SubTexts2PostScripts

Internal dialogue, externalized

And One More Chance to Live

Mythology, history, religion, folklore, belief, faith: do not know where they come from, but from the day I was born, have heard them as stories, examples. When I heard them first I do not know, but I know they are there somewhere in the cosmos, universe around me, in semiconscious brain, in shadowing thoughts; awed, admired, worshiped and revered; but, but if they were ever given that one more chance to live again, will they choose the same destinies ?!

A variance stitched

Gandhari: Eyes open, not blinded to the faults of the 100 odd men as sons and a husband who swamped her life; clear in thought and vision, would she have slapped Dhuryodhana when the fist slip happened, reprimanded Dhritarashtra for being weak and blind to his son’s faults and shortcomings, unleashed her caustic tongue, thrown Shakuni out of the house and her hair, laughed at Bishma for pussyfooting on a shaky excuse called ‘word given’? Would she have risen to be the force behind Mahabharata, reengineered?

Sita: A king who did not stand up to a wicked plan, had no guts to say who needs to be the king after him, is he a king? Is he fit to rule? Can personal fancies influence the destiny of a Kingdom? Does a son blindly have to follow? Does the wife have to go for fourteen years of exile to the forest? Why share that predicament? Is it for self-realization? Can she spread her tentacles on the kingdom’s throne like an octopus? Let others rave and rant, can she realize her true potential, staying back to rule the kingdom courageously, the daughter of a mighty king, and a warrior by choice?

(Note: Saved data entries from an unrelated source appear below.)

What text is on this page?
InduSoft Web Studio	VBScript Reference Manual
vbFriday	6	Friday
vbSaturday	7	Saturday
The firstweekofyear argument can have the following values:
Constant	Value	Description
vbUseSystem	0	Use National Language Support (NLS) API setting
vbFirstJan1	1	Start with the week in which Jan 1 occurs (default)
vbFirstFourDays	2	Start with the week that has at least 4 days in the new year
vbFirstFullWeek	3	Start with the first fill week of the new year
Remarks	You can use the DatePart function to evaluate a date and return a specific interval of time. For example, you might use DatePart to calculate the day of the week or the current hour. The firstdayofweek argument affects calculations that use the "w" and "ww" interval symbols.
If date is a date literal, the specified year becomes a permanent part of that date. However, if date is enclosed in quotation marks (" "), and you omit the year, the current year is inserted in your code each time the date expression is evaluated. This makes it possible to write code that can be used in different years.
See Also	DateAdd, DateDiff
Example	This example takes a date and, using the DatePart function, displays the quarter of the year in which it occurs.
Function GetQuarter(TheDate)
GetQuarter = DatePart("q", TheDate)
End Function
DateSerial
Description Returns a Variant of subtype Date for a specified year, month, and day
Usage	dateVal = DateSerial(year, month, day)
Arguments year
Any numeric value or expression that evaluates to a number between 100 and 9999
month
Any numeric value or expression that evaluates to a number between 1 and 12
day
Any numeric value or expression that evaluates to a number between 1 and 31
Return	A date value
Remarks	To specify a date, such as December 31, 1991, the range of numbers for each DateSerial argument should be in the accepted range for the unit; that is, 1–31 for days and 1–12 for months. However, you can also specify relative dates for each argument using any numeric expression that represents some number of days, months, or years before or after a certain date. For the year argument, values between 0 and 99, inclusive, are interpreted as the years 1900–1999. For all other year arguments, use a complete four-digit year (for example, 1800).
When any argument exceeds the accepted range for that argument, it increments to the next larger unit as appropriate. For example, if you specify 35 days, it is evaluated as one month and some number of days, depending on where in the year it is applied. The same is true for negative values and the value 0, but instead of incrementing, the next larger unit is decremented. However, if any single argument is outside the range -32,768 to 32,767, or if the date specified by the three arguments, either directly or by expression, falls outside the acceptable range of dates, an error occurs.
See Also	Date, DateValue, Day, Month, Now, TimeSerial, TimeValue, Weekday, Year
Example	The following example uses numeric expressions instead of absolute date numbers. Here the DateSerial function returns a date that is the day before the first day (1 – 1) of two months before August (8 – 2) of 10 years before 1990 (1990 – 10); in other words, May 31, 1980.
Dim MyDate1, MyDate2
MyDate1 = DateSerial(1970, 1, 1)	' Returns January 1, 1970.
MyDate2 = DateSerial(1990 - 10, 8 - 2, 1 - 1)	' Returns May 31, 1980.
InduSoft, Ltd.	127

Kannagi: In a soil rich and fertile, a city abundant with hope and future, where children swim, walk, learn and grow; where poets sing songs of Shiva the god of death, and dancers dance to the tunes of temple bells, let a man die; for he is the architect of his destiny, he died not as her husband but as a man fallen; he chose the path that eroded his equity with life and thus desired to die, he did not stand up to fight for his life and word, needed a wife to come seeking justice. Does she have to burn a city for him? Was the massacre of all those men, women and children, those cows and lambs, those chirping birds and beautiful flowers needed for a death of failure? Or was it her pent-up emotions, galvanized and erupted, like a bottled volcano, seeing all those women smile, drooling on their husbands words, while she counted ants in his absent hours and failed ventures; A woman’s wrath is deadly say men, irrelevance is also a manifestation of wrath; the day she threw her anklet at his face in frustration and exasperation, he was gone, lost; what happened to the man who picked that last straw, the anklet, is not worthy to dwell on.

Draupati : Five husbands had one wife, shared and never belonged, history needed her to hold five powerful but clueless men to choose purpose; gambling , drunk and senseless they pawned their kingdom and all the people in it; they lost everything and then decided to pawn their wife?! Ego manifested as all supreme made them assume that their wife is their possession, a property to be used as needed; did she have to go to the site of shame, to be pawed? Hair flying like five headed dreadful serpent swallowing men, can she stand tall and wrathful, curse the losers and winners to impotence and insignificance; she belongs to non but herself and she has a promise and duty to her children, turn around and walk out; on a chariot of hope towards the burning sun to her children can she fly, to bring them up as rulers, more virtuous than their fathers?

Savithri: Her dedication to her husband proverbial, she chose to disturb the natural order of life and death, all for one man. Draped in the serenity of wisdom, will she cry for her husband, fetch the gods down to mundane task of living and dead to bring him back to earth, or will she choose to realize all the world is God’s play and in that her husband moved from finite to infinite, renounced the illusion of life and embraced death. She the powerful enveloped in tranquility, can she not choose a purpose beyond the death of her husband; the vast suffering, the blinding pain and the deep sorrow of humanity around that beckons, can she seek her calling there?

Kunti , Meera, Renuka, Arundathi, Mandodari, Sathyabama, Kali, Damayanthi, Ganga

Women intruding, strong and awed, so forceful that men had to write about them; did they choose to distort truth to suit and celebrate their ignorance or wishful thinking; maybe, maybe not, but to me they are still compelling, not to be ignored, they rise from nothing to merge into nothing, boundless, borderless, crafted and celebrated.